A quick google search finds the paper Finite Rings Having a Cyclic Multiplicative Group of Units by Robert W. Gilmer, Jr. which settles the question as follows:

This is complemented by proving that every finite commutative ring is a direct sum of primary rings and that its group of units is the direct product of the group of units of the primary rings, and is cyclic iff each part is cyclic and they have coprime orders.

Given any ring $A$ with non-trivial group of units $A^\times$, the ring $A\times A$ will have a non-cyclic group of units.

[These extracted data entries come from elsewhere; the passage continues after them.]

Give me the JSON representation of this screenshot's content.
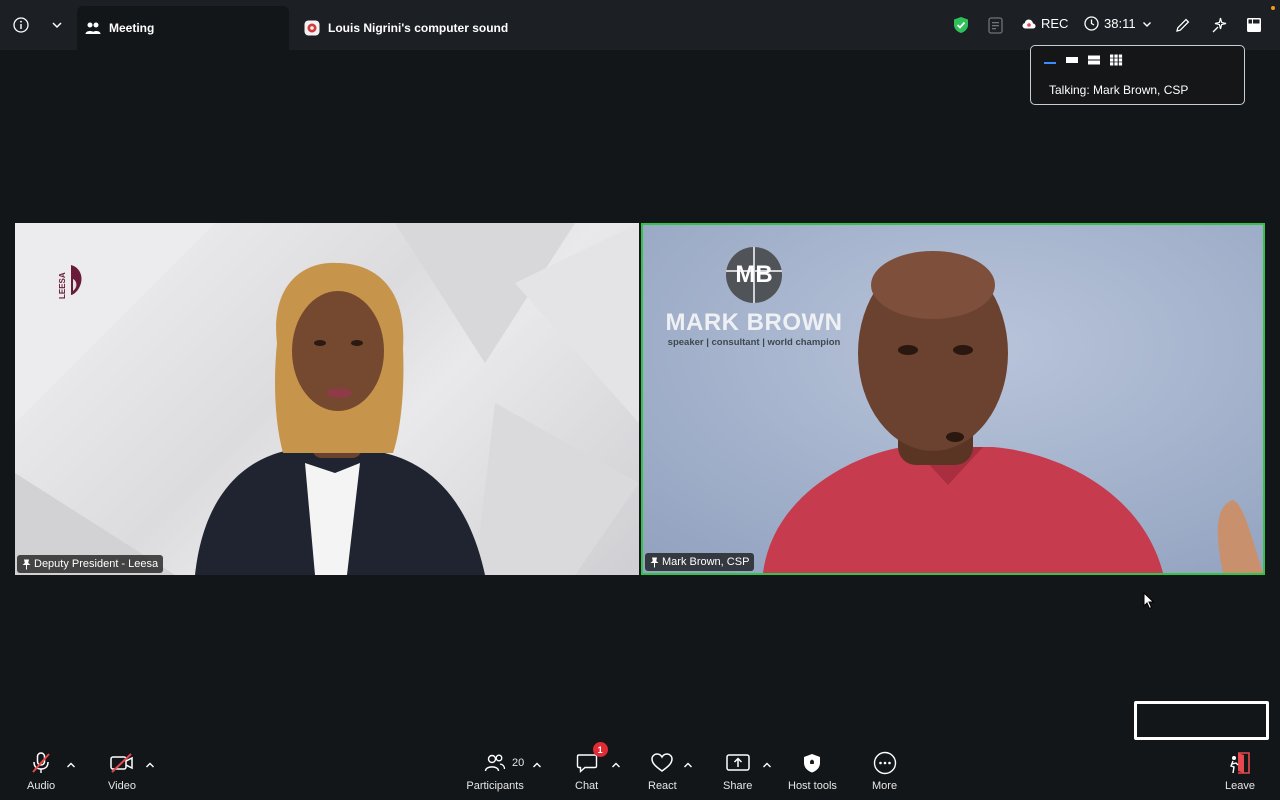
{
  "topbar": {
    "tabs": [
      {
        "label": "Meeting",
        "active": true
      },
      {
        "label": "Louis Nigrini's computer sound",
        "active": false
      }
    ],
    "rec_label": "REC",
    "timer": "38:11",
    "icons": [
      "info-icon",
      "chevron-down-icon",
      "shield-check-icon",
      "captions-icon",
      "cloud-record-icon",
      "clock-icon",
      "pencil-icon",
      "sparkle-icon",
      "view-icon"
    ]
  },
  "popover": {
    "talking": "Talking: Mark Brown, CSP"
  },
  "tiles": [
    {
      "name": "Deputy President - Leesa",
      "logo_text": "LEESA"
    },
    {
      "name": "Mark Brown, CSP",
      "logo_initials": "MB",
      "logo_title": "MARK BROWN",
      "logo_subtitle": "speaker | consultant | world champion"
    }
  ],
  "toolbar": {
    "audio": "Audio",
    "video": "Video",
    "participants": "Participants",
    "participants_count": "20",
    "chat": "Chat",
    "chat_badge": "1",
    "react": "React",
    "share": "Share",
    "host_tools": "Host tools",
    "more": "More",
    "leave": "Leave"
  },
  "colors": {
    "active_speaker_border": "#35c24a",
    "chat_badge": "#e02b35",
    "shield": "#2fc05a",
    "leave": "#e5484d"
  }
}
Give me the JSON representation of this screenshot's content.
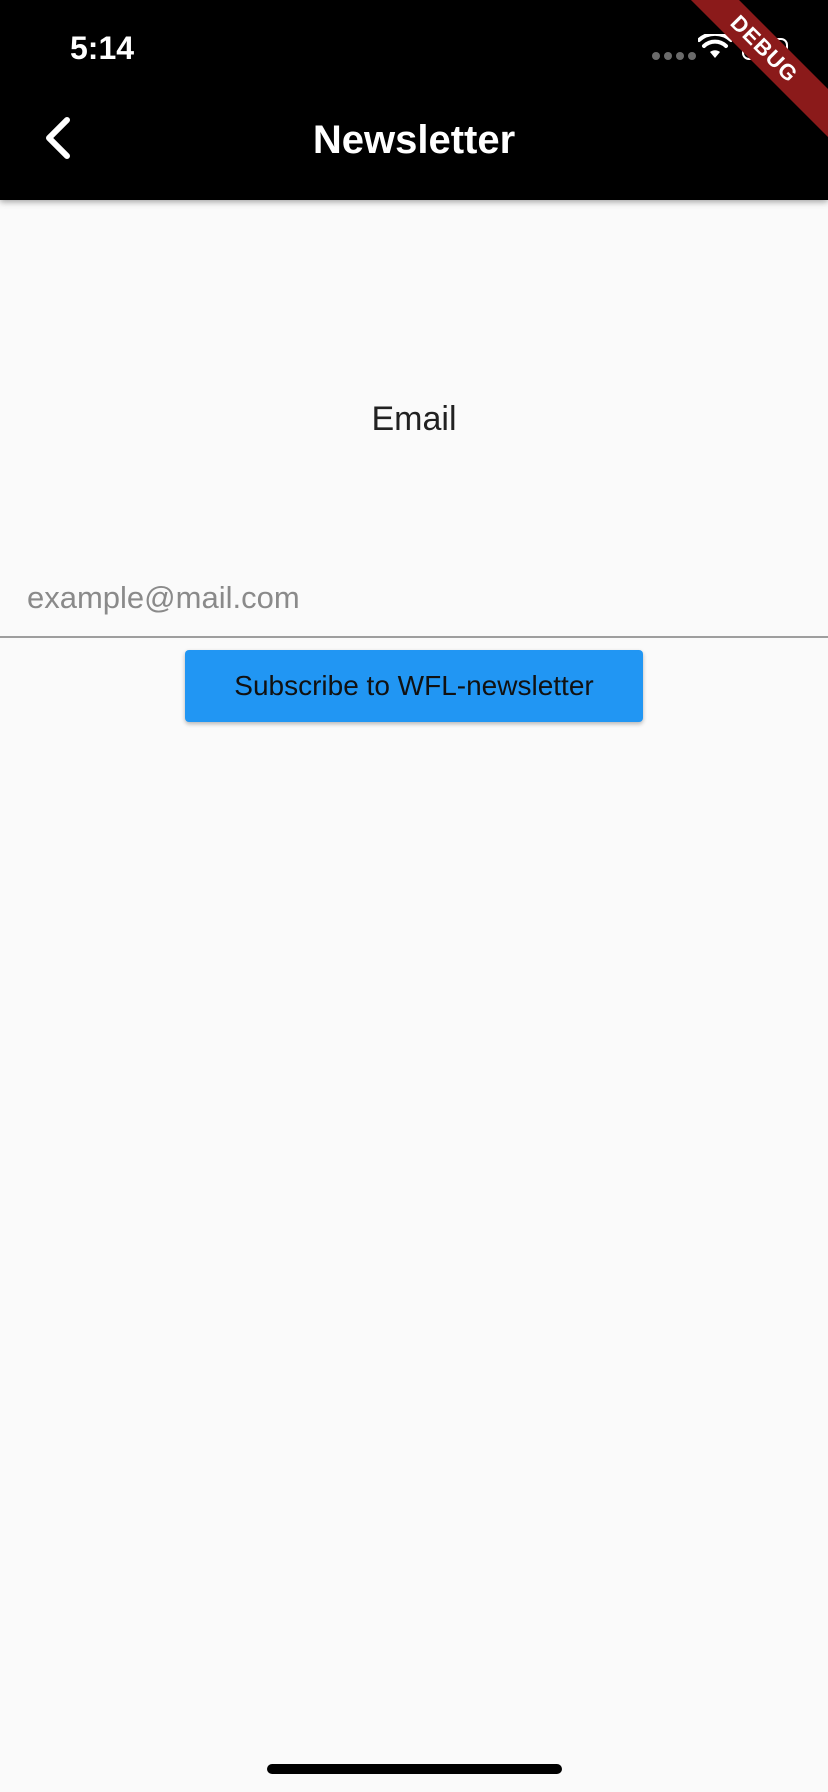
{
  "status_bar": {
    "time": "5:14"
  },
  "app_bar": {
    "title": "Newsletter",
    "back_icon": "chevron-left-icon",
    "background": "#000000"
  },
  "debug_banner": {
    "text": "DEBUG",
    "color": "#8b1a1a"
  },
  "form": {
    "email_label": "Email",
    "email_placeholder": "example@mail.com",
    "email_value": "",
    "subscribe_label": "Subscribe to WFL-newsletter",
    "button_color": "#2196f3"
  }
}
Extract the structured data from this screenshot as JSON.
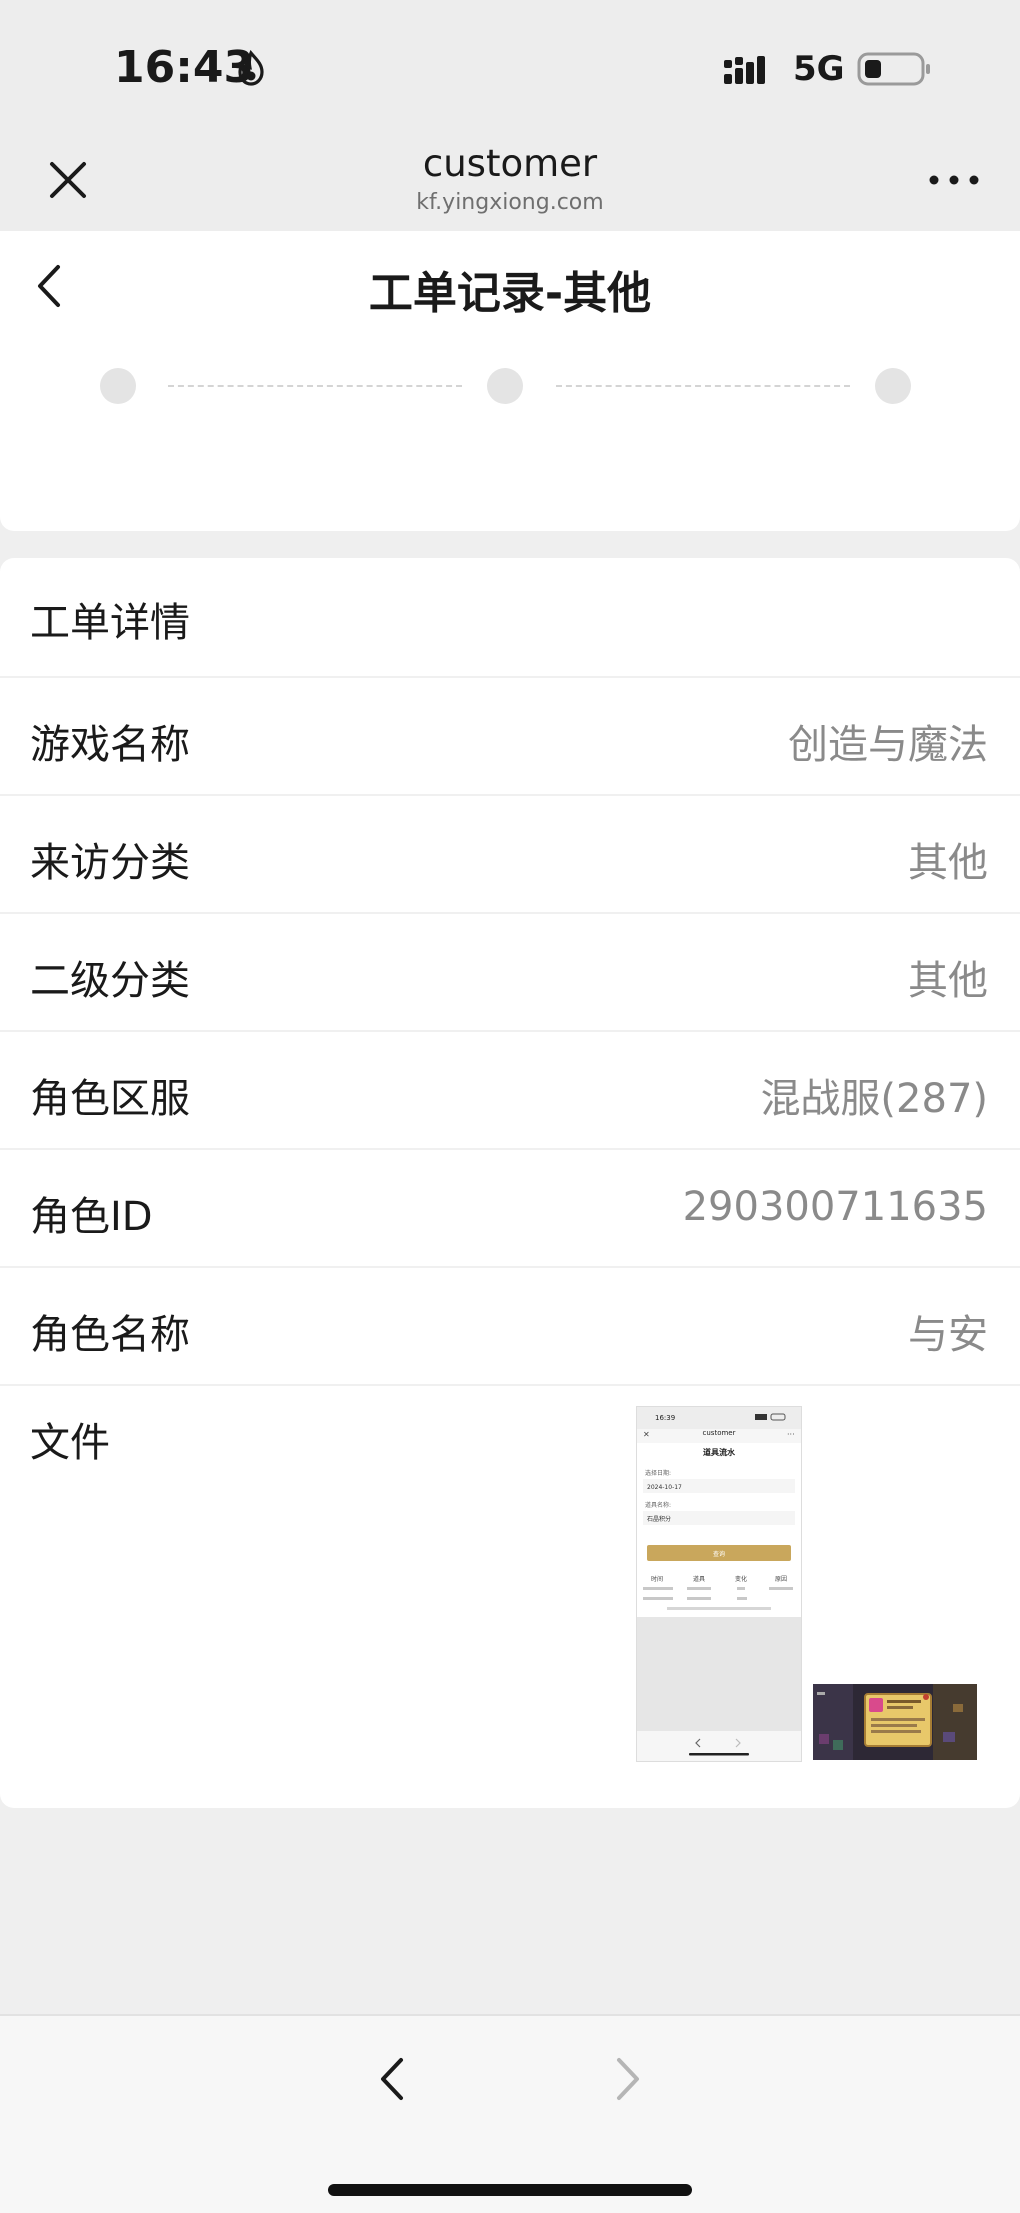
{
  "status_bar": {
    "time": "16:43",
    "network": "5G"
  },
  "browser": {
    "title": "customer",
    "url": "kf.yingxiong.com"
  },
  "page": {
    "title": "工单记录-其他"
  },
  "details": {
    "section_title": "工单详情",
    "rows": [
      {
        "label": "游戏名称",
        "value": "创造与魔法"
      },
      {
        "label": "来访分类",
        "value": "其他"
      },
      {
        "label": "二级分类",
        "value": "其他"
      },
      {
        "label": "角色区服",
        "value": "混战服(287)"
      },
      {
        "label": "角色ID",
        "value": "290300711635"
      },
      {
        "label": "角色名称",
        "value": "与安"
      }
    ],
    "file_label": "文件"
  },
  "thumbnail1": {
    "time": "16:39",
    "title": "customer",
    "page_title": "道具流水",
    "field1_label": "选择日期:",
    "field1_value": "2024-10-17",
    "field2_label": "道具名称:",
    "field2_value": "石晶积分",
    "button": "查询",
    "columns": [
      "时间",
      "道具",
      "变化",
      "原因"
    ]
  },
  "colors": {
    "page_bg": "#efefef",
    "card_bg": "#ffffff",
    "value_text": "#8a8a8a",
    "accent_gold": "#c9a75c"
  }
}
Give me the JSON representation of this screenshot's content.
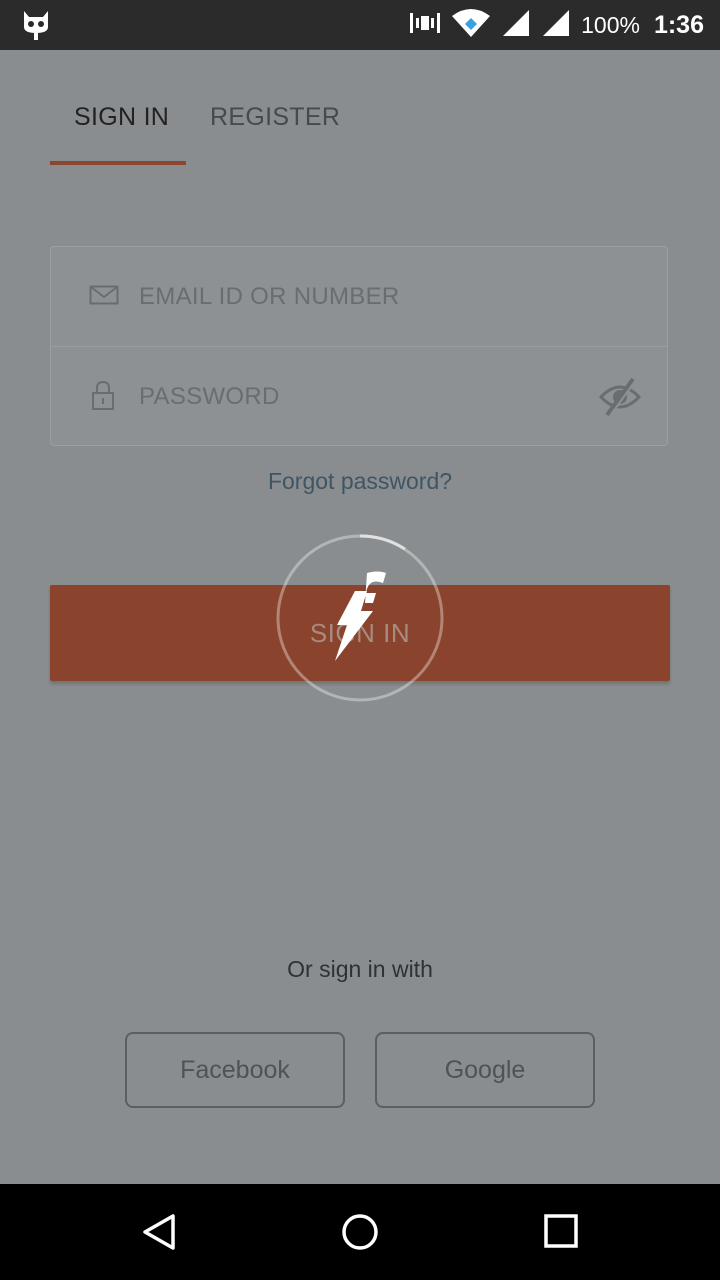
{
  "status_bar": {
    "battery": "100%",
    "time": "1:36",
    "icons": [
      "cyanogen-icon",
      "signal-strength-icon",
      "wifi-icon",
      "cell-signal-icon",
      "cell-signal-icon"
    ]
  },
  "tabs": [
    {
      "label": "SIGN IN",
      "active": true
    },
    {
      "label": "REGISTER",
      "active": false
    }
  ],
  "form": {
    "email_placeholder": "EMAIL ID OR NUMBER",
    "email_value": "",
    "password_placeholder": "PASSWORD",
    "password_value": ""
  },
  "forgot_password": "Forgot password?",
  "signin_button": "SIGN IN",
  "social": {
    "prompt": "Or sign in with",
    "facebook": "Facebook",
    "google": "Google"
  },
  "colors": {
    "accent": "#8a442e",
    "overlay_bg": "#8a8d8f",
    "link": "#3f5564"
  }
}
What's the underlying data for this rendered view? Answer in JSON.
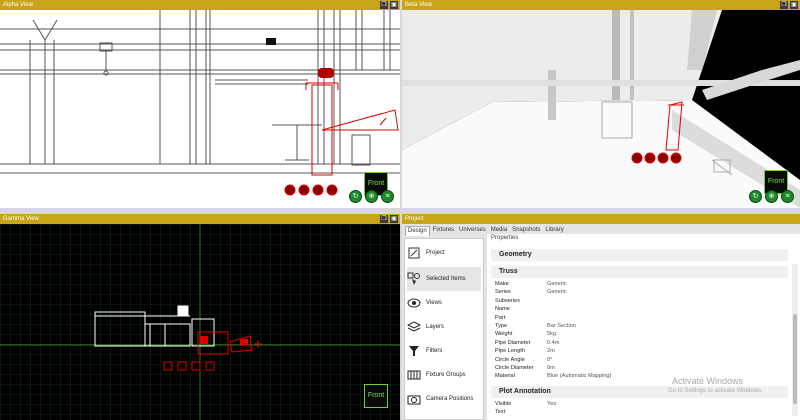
{
  "colors": {
    "title_bar": "#c8a418",
    "accent_red": "#e00000",
    "front_green": "#7ee04a",
    "grid_green": "#1b4d1b"
  },
  "panes": {
    "alpha": {
      "title": "Alpha View",
      "front_label": "Front"
    },
    "beta": {
      "title": "Beta View",
      "front_label": "Front"
    },
    "gamma": {
      "title": "Gamma View",
      "front_label": "Front"
    },
    "project": {
      "title": "Project"
    }
  },
  "project": {
    "tabs": [
      "Design",
      "Fixtures",
      "Universes",
      "Media",
      "Snapshots",
      "Library"
    ],
    "active_tab": "Design",
    "sidebar": [
      {
        "label": "Project",
        "icon": "project-icon"
      },
      {
        "label": "Selected Items",
        "icon": "selected-items-icon"
      },
      {
        "label": "Views",
        "icon": "eye-icon"
      },
      {
        "label": "Layers",
        "icon": "layers-icon"
      },
      {
        "label": "Filters",
        "icon": "filter-icon"
      },
      {
        "label": "Fixture Groups",
        "icon": "fixture-groups-icon"
      },
      {
        "label": "Camera Positions",
        "icon": "camera-icon"
      }
    ],
    "properties_label": "Properties",
    "sections": {
      "geometry": "Geometry",
      "truss": "Truss",
      "plot": "Plot Annotation"
    },
    "truss_rows": [
      {
        "key": "Make",
        "value": "Generic"
      },
      {
        "key": "Series",
        "value": "Generic"
      },
      {
        "key": "Subseries",
        "value": ""
      },
      {
        "key": "Name",
        "value": ""
      },
      {
        "key": "Part",
        "value": ""
      },
      {
        "key": "Type",
        "value": "Bar Section"
      },
      {
        "key": "Weight",
        "value": "5kg"
      },
      {
        "key": "Pipe Diameter",
        "value": "0.4m"
      },
      {
        "key": "Pipe Length",
        "value": "2m"
      },
      {
        "key": "Circle Angle",
        "value": "0°"
      },
      {
        "key": "Circle Diameter",
        "value": "0m"
      },
      {
        "key": "Material",
        "value": "Blue (Automatic Mapping)"
      }
    ],
    "plot_rows": [
      {
        "key": "Visible",
        "value": "Yes"
      },
      {
        "key": "Text",
        "value": ""
      }
    ]
  },
  "watermark": {
    "line1": "Activate Windows",
    "line2": "Go to Settings to activate Windows."
  }
}
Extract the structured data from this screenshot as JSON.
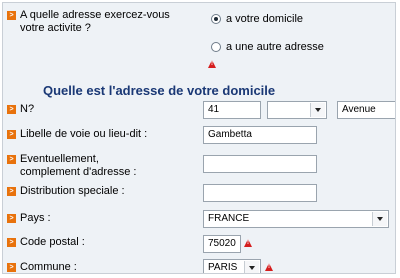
{
  "question": {
    "text": "A quelle adresse exercez-vous votre activite ?",
    "option_home": "a votre domicile",
    "option_other": "a une autre adresse"
  },
  "section": {
    "title": "Quelle est l'adresse de votre domicile"
  },
  "fields": {
    "numero": {
      "label": "N?",
      "value": "41",
      "type_select": "Avenue"
    },
    "libelle": {
      "label": "Libelle de voie ou lieu-dit :",
      "value": "Gambetta"
    },
    "complement": {
      "label": "Eventuellement, complement d'adresse :",
      "value": ""
    },
    "distribution": {
      "label": "Distribution speciale :",
      "value": ""
    },
    "pays": {
      "label": "Pays :",
      "value": "FRANCE"
    },
    "code_postal": {
      "label": "Code postal :",
      "value": "75020"
    },
    "commune": {
      "label": "Commune :",
      "value": "PARIS"
    }
  },
  "colors": {
    "accent": "#e8720c",
    "title": "#1a3875",
    "warning": "#d51d1d",
    "panel": "#eef2f6"
  }
}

This is because for rings $A$ and $B$ one has $(A\times B)^\times=A^\times\times B^\times$ and if $G$ is a non-trivial group the group $G\times G$ is never cyclic.

No, $\mathbb Z/8$ has unit group $\{1,3,5,7\}$ mod 8 which is a 2,2 group.

In number-theoretic situations there are coherent things that can be said, and/but in general I think nothing decisive can be said.

In the case of a field $K$, any finite subgroup of the multiplicative group is indeed cyclic. Ruffini's theorem holds only for fields (and for domains). Thus, if $A^\times$ is finite, the equation

$$x^n-1=0$$

holds for $n=|A^\times|$ and $x\in A$. However, since $(x-a)(x-b)=0$ does not imply that $x=a$ or $x=b$ anymore, it becomes complicated in the case of non-integral rings.

For $n$ a natural number, the ring ${\mathbb Z}/n{\mathbb Z}$ has a cyclic multiplicative group for $n=p^k$ or $n=2p^k$, but e.g. in the case where $n$ has at least two different odd prime divisors then it becomes non-cyclic, simply because

$$I1.\text{ }U({\mathbb Z}/p^{k}{\mathbb Z})={\mathbb Z}/p^{k-1}(p-1){\mathbb Z}$$

and by the Chinese remainder theorem you have

$$I2.\text{ }U({\mathbb Z}/n{\mathbb Z})=\oplus U({\mathbb Z}/p_i^{e_i}{\mathbb Z})=\oplus {\mathbb Z}/p_i^{e_i-1}(p-1){\mathbb Z}.$$

Clearly, the l.c.m. of the orders of the subgroup on the right strictly divides the order of the group, just because there are at least two even numbers in the list.